Calculates the DPQ distance measure between motifs.

It is calculated as a maximal value of DPQ formula (shown using LaTeX markup, familiar to mathematicians):

\sqrt{\sum_{i=1}^{alignment.len()} \sum_{k=1}^alphabet.len() \
\{ m1[i].freq(alphabet[k])*log_2(m1[i].freq(alphabet[k])/m2[i].freq(alphabet[k])) +
   m2[i].freq(alphabet[k])*log_2(m2[i].freq(alphabet[k])/m1[i].freq(alphabet[k]))
}

over possible non-spaced alignemts of two motifs. See this reference:

D. M Endres and J. E Schindelin, "A new metric for probability distributions", IEEE transactions on Information Theory 49, no. 7 (July 2003): 1858-1860.

dist_dpq_at(self, other, offset)

source code 

calculates the dist_dpq measure with a given offset.
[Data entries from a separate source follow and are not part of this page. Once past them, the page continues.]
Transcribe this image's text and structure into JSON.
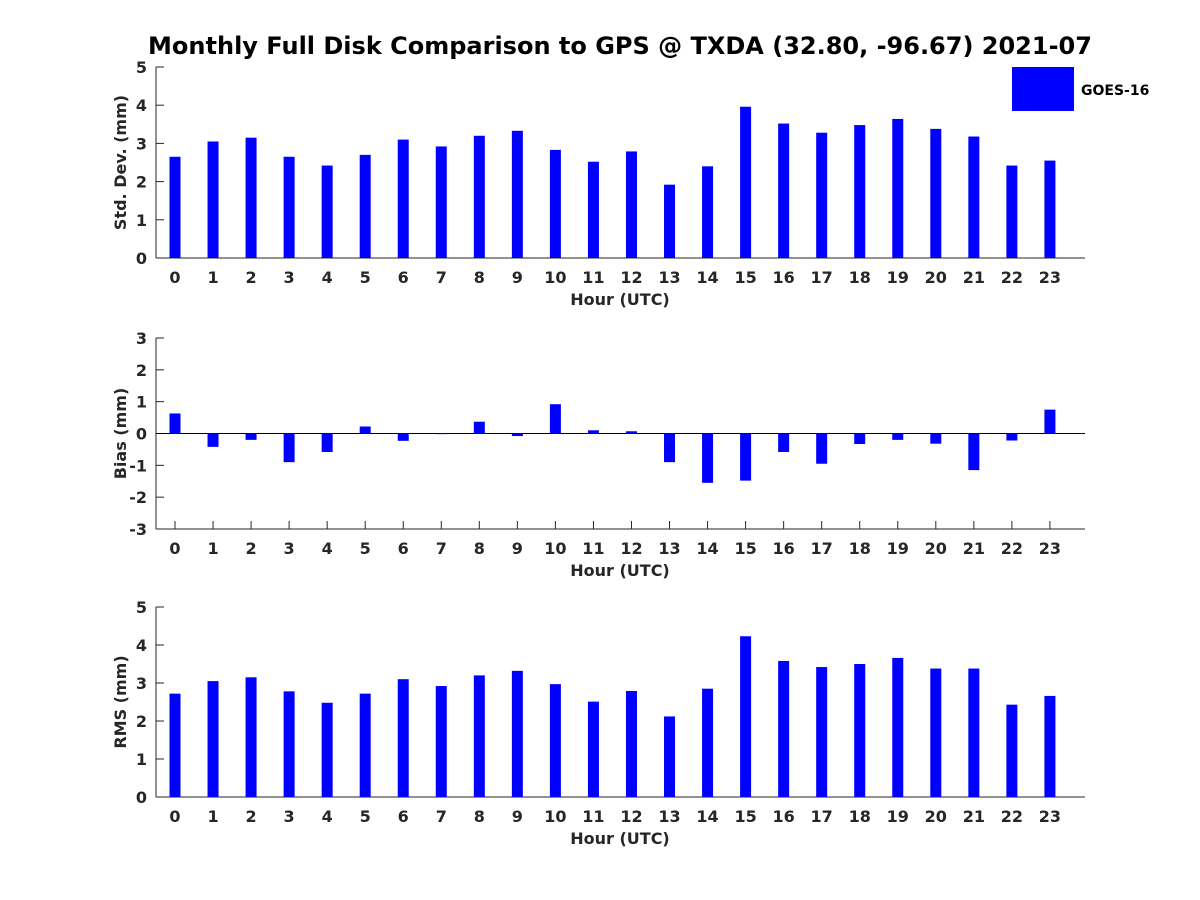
{
  "figure": {
    "title": "Monthly Full Disk Comparison to GPS @ TXDA (32.80, -96.67) 2021-07",
    "legend": {
      "label": "GOES-16",
      "color": "#0000ff",
      "position": "top-right"
    }
  },
  "chart_data": [
    {
      "type": "bar",
      "xlabel": "Hour (UTC)",
      "ylabel": "Std. Dev. (mm)",
      "ylim": [
        0,
        5
      ],
      "yticks": [
        0,
        1,
        2,
        3,
        4,
        5
      ],
      "categories": [
        "0",
        "1",
        "2",
        "3",
        "4",
        "5",
        "6",
        "7",
        "8",
        "9",
        "10",
        "11",
        "12",
        "13",
        "14",
        "15",
        "16",
        "17",
        "18",
        "19",
        "20",
        "21",
        "22",
        "23"
      ],
      "series": [
        {
          "name": "GOES-16",
          "color": "#0000ff",
          "values": [
            2.65,
            3.05,
            3.15,
            2.65,
            2.42,
            2.7,
            3.1,
            2.92,
            3.2,
            3.33,
            2.83,
            2.52,
            2.79,
            1.92,
            2.4,
            3.96,
            3.52,
            3.28,
            3.48,
            3.64,
            3.38,
            3.18,
            2.42,
            2.55
          ]
        }
      ],
      "grid": false
    },
    {
      "type": "bar",
      "xlabel": "Hour (UTC)",
      "ylabel": "Bias (mm)",
      "ylim": [
        -3,
        3
      ],
      "yticks": [
        -3,
        -2,
        -1,
        0,
        1,
        2,
        3
      ],
      "categories": [
        "0",
        "1",
        "2",
        "3",
        "4",
        "5",
        "6",
        "7",
        "8",
        "9",
        "10",
        "11",
        "12",
        "13",
        "14",
        "15",
        "16",
        "17",
        "18",
        "19",
        "20",
        "21",
        "22",
        "23"
      ],
      "series": [
        {
          "name": "GOES-16",
          "color": "#0000ff",
          "values": [
            0.63,
            -0.42,
            -0.2,
            -0.9,
            -0.58,
            0.22,
            -0.23,
            -0.02,
            0.37,
            -0.08,
            0.92,
            0.1,
            0.07,
            -0.9,
            -1.55,
            -1.48,
            -0.58,
            -0.95,
            -0.33,
            -0.2,
            -0.32,
            -1.15,
            -0.22,
            0.75
          ]
        }
      ],
      "grid": false
    },
    {
      "type": "bar",
      "xlabel": "Hour (UTC)",
      "ylabel": "RMS (mm)",
      "ylim": [
        0,
        5
      ],
      "yticks": [
        0,
        1,
        2,
        3,
        4,
        5
      ],
      "categories": [
        "0",
        "1",
        "2",
        "3",
        "4",
        "5",
        "6",
        "7",
        "8",
        "9",
        "10",
        "11",
        "12",
        "13",
        "14",
        "15",
        "16",
        "17",
        "18",
        "19",
        "20",
        "21",
        "22",
        "23"
      ],
      "series": [
        {
          "name": "GOES-16",
          "color": "#0000ff",
          "values": [
            2.72,
            3.05,
            3.15,
            2.78,
            2.48,
            2.72,
            3.1,
            2.92,
            3.2,
            3.32,
            2.97,
            2.51,
            2.79,
            2.12,
            2.85,
            4.23,
            3.58,
            3.42,
            3.5,
            3.66,
            3.38,
            3.38,
            2.43,
            2.66
          ]
        }
      ],
      "grid": false
    }
  ]
}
offset should satisfy 0<=offset<=len(self)

dist_pearson(self, motif, masked=0)

source code 

return the similarity score based on pearson correlation for the given motif against self.

We use the Pearson's correlation of the respective probabilities.

format(self, format)

source code 

Returns a string representation of the Motif in a given format

Currently supported fromats:
  • jaspar-pfm : JASPAR Position Frequency Matrix
  • transfac : TRANSFAC like files
  • fasta : FASTA file with instances

make_instances_from_counts(self)

source code 

Creates "fake" instances for a motif created from a count matrix.
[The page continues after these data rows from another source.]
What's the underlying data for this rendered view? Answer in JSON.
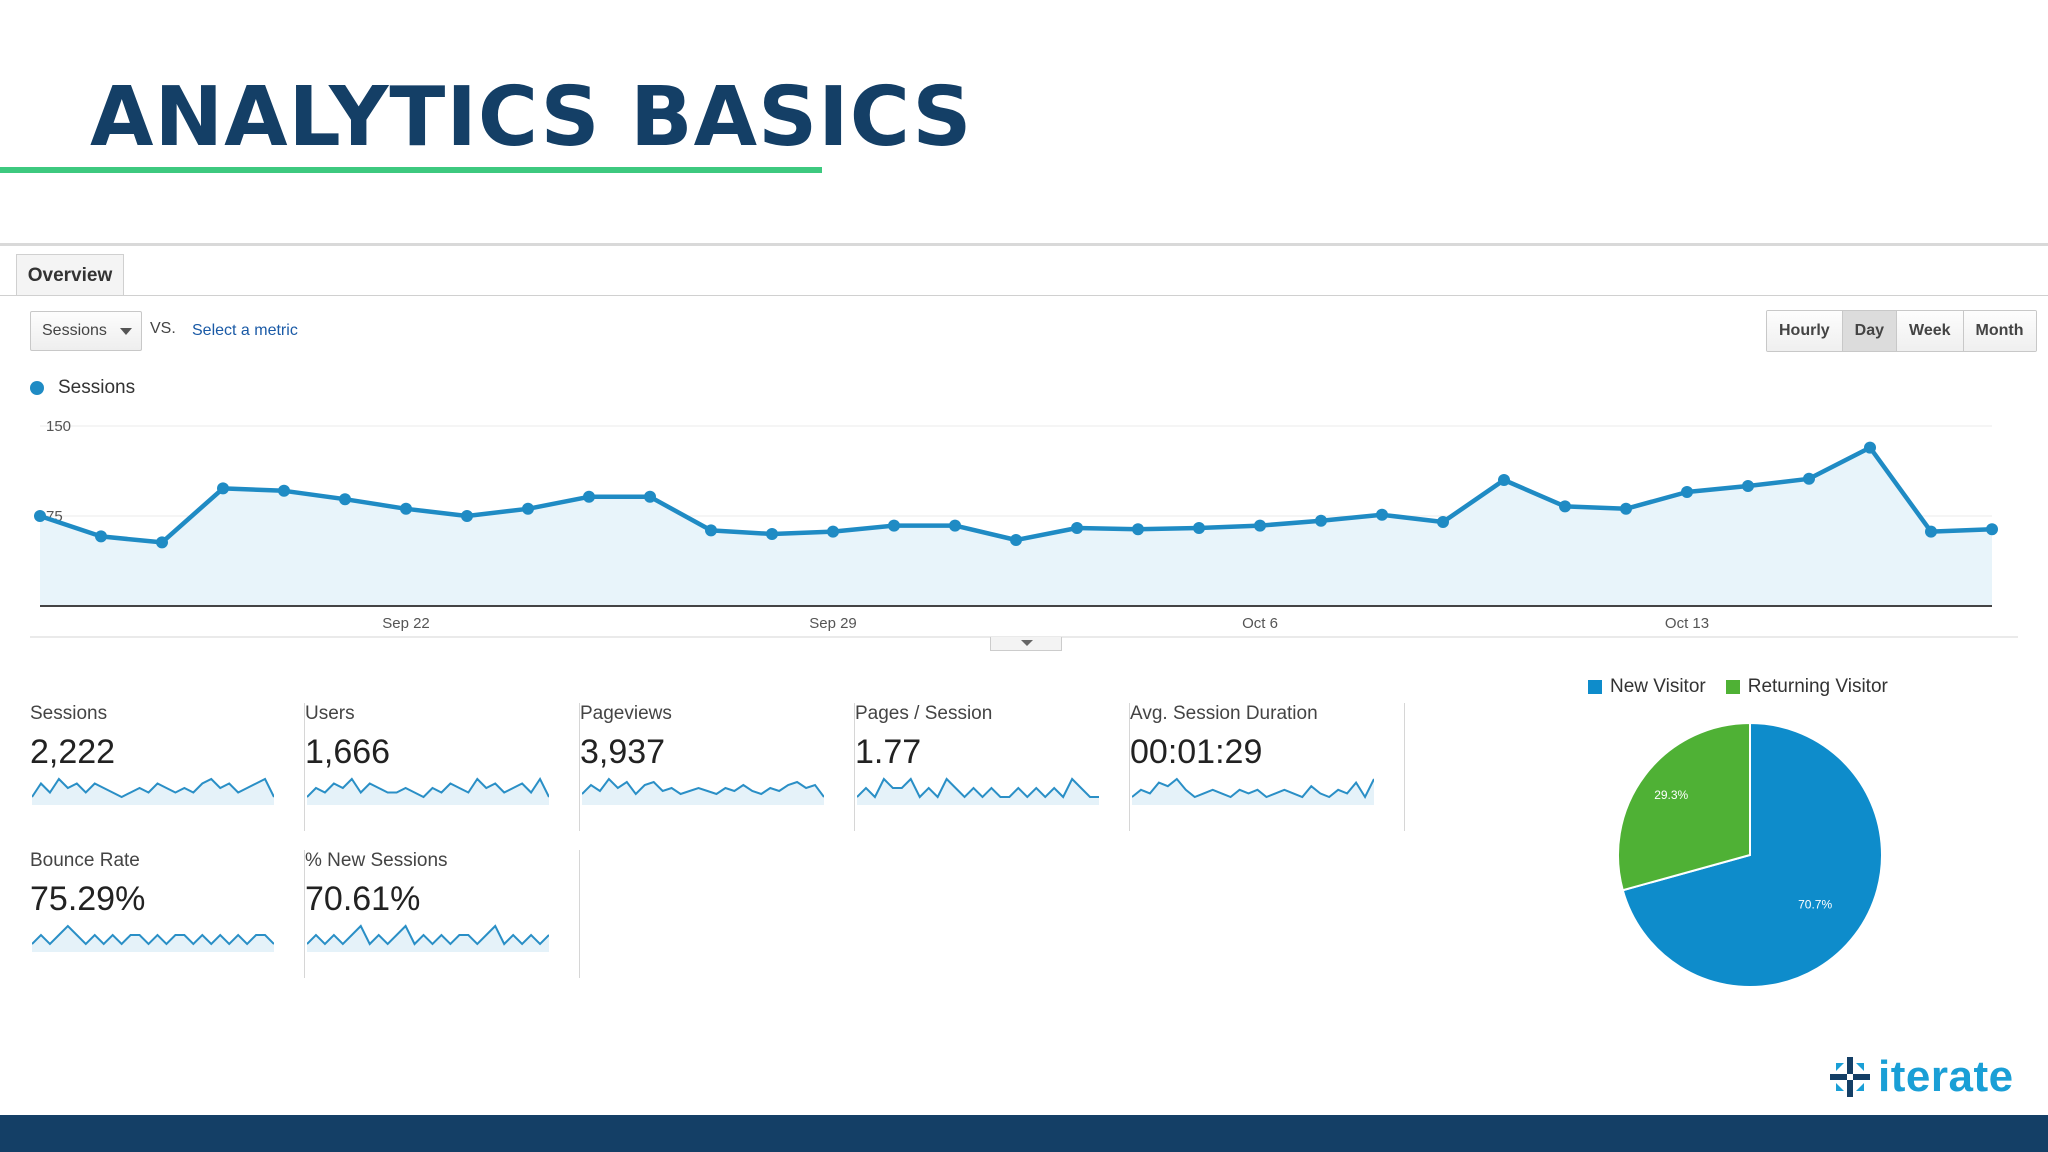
{
  "slide": {
    "title": "ANALYTICS BASICS",
    "logo_text": "iterate",
    "colors": {
      "title": "#143f66",
      "accent_line": "#3dc97f",
      "footer": "#143f66",
      "logo": "#1a9fd6"
    }
  },
  "overview": {
    "tab_label": "Overview",
    "metric_select": "Sessions",
    "vs_label": "VS.",
    "select_metric_link": "Select a metric",
    "period_buttons": [
      {
        "label": "Hourly",
        "active": false
      },
      {
        "label": "Day",
        "active": true
      },
      {
        "label": "Week",
        "active": false
      },
      {
        "label": "Month",
        "active": false
      }
    ]
  },
  "chart_data": [
    {
      "type": "area",
      "legend": [
        "Sessions"
      ],
      "series": [
        {
          "name": "Sessions",
          "color": "#1f8bc4",
          "values": [
            75,
            58,
            53,
            98,
            96,
            89,
            81,
            75,
            81,
            91,
            91,
            63,
            60,
            62,
            67,
            67,
            55,
            65,
            64,
            65,
            67,
            71,
            76,
            70,
            105,
            83,
            81,
            95,
            100,
            106,
            132,
            62,
            64
          ]
        }
      ],
      "y_ticks": [
        "150",
        "75"
      ],
      "ylim": [
        0,
        150
      ],
      "x_tick_labels": [
        {
          "label": "Sep 22",
          "index": 6
        },
        {
          "label": "Sep 29",
          "index": 13
        },
        {
          "label": "Oct 6",
          "index": 20
        },
        {
          "label": "Oct 13",
          "index": 27
        }
      ],
      "grid": true,
      "legend_position": "top-left"
    },
    {
      "type": "pie",
      "legend": [
        "New Visitor",
        "Returning Visitor"
      ],
      "slices": [
        {
          "name": "New Visitor",
          "value": 70.7,
          "label": "70.7%",
          "color": "#0e8ccb"
        },
        {
          "name": "Returning Visitor",
          "value": 29.3,
          "label": "29.3%",
          "color": "#4fb135"
        }
      ],
      "legend_position": "top"
    }
  ],
  "scorecards": [
    {
      "label": "Sessions",
      "value": "2,222",
      "spark": [
        5,
        8,
        6,
        9,
        7,
        8,
        6,
        8,
        7,
        6,
        5,
        6,
        7,
        6,
        8,
        7,
        6,
        7,
        6,
        8,
        9,
        7,
        8,
        6,
        7,
        8,
        9,
        5
      ]
    },
    {
      "label": "Users",
      "value": "1,666",
      "spark": [
        5,
        7,
        6,
        8,
        7,
        9,
        6,
        8,
        7,
        6,
        6,
        7,
        6,
        5,
        7,
        6,
        8,
        7,
        6,
        9,
        7,
        8,
        6,
        7,
        8,
        6,
        9,
        5
      ]
    },
    {
      "label": "Pageviews",
      "value": "3,937",
      "spark": [
        5,
        8,
        6,
        10,
        7,
        9,
        5,
        8,
        9,
        6,
        7,
        5,
        6,
        7,
        6,
        5,
        7,
        6,
        8,
        6,
        5,
        7,
        6,
        8,
        9,
        7,
        8,
        4
      ]
    },
    {
      "label": "Pages / Session",
      "value": "1.77",
      "spark": [
        6,
        7,
        6,
        8,
        7,
        7,
        8,
        6,
        7,
        6,
        8,
        7,
        6,
        7,
        6,
        7,
        6,
        6,
        7,
        6,
        7,
        6,
        7,
        6,
        8,
        7,
        6,
        6
      ]
    },
    {
      "label": "Avg. Session Duration",
      "value": "00:01:29",
      "spark": [
        5,
        7,
        6,
        9,
        8,
        10,
        7,
        5,
        6,
        7,
        6,
        5,
        7,
        6,
        7,
        5,
        6,
        7,
        6,
        5,
        8,
        6,
        5,
        7,
        6,
        9,
        5,
        10
      ]
    },
    {
      "label": "Bounce Rate",
      "value": "75.29%",
      "spark": [
        6,
        7,
        6,
        7,
        8,
        7,
        6,
        7,
        6,
        7,
        6,
        7,
        7,
        6,
        7,
        6,
        7,
        7,
        6,
        7,
        6,
        7,
        6,
        7,
        6,
        7,
        7,
        6
      ]
    },
    {
      "label": "% New Sessions",
      "value": "70.61%",
      "spark": [
        6,
        7,
        6,
        7,
        6,
        7,
        8,
        6,
        7,
        6,
        7,
        8,
        6,
        7,
        6,
        7,
        6,
        7,
        7,
        6,
        7,
        8,
        6,
        7,
        6,
        7,
        6,
        7
      ]
    }
  ]
}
In case the sums of counts are different for different columnes, the shorter columns are padded with background.

max_score(self)

source code 

Maximal possible score for this motif.

returns the score computed for the consensus sequence.

min_score(self)

source code 

Minimal possible score for this motif.

returns the score computed for the anticonsensus sequence.

pwm(self, laplace=True)

source code 

returns the PWM computed for the set of instances

if laplace=True (default), pseudocounts equal to self.background multiplied by self.beta are added to all positions.

scanPWM(self, seq)

source code 

Matrix of log-odds scores for a nucleotide sequence.

scans a nucleotide sequence and returns the matrix of log-odds scores for all positions.
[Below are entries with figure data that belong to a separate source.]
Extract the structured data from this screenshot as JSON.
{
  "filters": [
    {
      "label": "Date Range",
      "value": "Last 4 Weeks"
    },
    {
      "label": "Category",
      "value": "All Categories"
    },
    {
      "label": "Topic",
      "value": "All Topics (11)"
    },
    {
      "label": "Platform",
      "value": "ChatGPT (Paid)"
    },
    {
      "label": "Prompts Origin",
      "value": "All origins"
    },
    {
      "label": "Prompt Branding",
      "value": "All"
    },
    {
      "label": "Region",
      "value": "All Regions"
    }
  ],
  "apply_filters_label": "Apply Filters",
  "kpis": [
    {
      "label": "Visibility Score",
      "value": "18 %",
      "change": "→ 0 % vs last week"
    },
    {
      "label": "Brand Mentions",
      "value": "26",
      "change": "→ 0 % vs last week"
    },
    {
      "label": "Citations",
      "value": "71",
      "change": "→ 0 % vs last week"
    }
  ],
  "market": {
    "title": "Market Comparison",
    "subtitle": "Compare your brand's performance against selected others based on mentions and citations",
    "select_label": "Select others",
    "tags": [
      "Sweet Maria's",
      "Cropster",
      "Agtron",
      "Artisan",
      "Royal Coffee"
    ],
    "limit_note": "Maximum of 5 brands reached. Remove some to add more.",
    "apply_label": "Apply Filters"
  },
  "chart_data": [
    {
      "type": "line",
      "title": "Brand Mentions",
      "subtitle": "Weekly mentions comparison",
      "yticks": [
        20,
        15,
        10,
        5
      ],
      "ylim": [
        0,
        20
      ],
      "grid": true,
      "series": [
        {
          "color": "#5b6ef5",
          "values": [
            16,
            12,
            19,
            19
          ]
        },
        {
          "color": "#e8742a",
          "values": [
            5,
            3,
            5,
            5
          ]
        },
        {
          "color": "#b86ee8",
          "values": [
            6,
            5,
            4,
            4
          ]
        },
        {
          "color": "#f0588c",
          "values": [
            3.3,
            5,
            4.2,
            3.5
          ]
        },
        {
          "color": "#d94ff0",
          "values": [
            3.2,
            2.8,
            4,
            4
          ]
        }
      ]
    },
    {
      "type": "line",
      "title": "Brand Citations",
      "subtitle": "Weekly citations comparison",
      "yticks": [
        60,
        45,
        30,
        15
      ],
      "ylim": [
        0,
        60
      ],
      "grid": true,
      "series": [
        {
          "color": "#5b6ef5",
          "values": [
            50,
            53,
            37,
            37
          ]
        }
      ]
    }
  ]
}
  • the result is a one-dimensional list or numpy array
  • the sequence can only be a DNA sequence
  • the search is performed only on one strand

set_mask(self, mask)

source code 

sets the mask for the motif

The mask should be a string containing asterisks in the position of significant columns and spaces in other columns

weblogo(self, fname, format='PNG', **kwds)

source code 

uses the Berkeley weblogo service to download and save a weblogo of itself

requires an internet connection. The parameters from **kwds are passed directly to the weblogo server.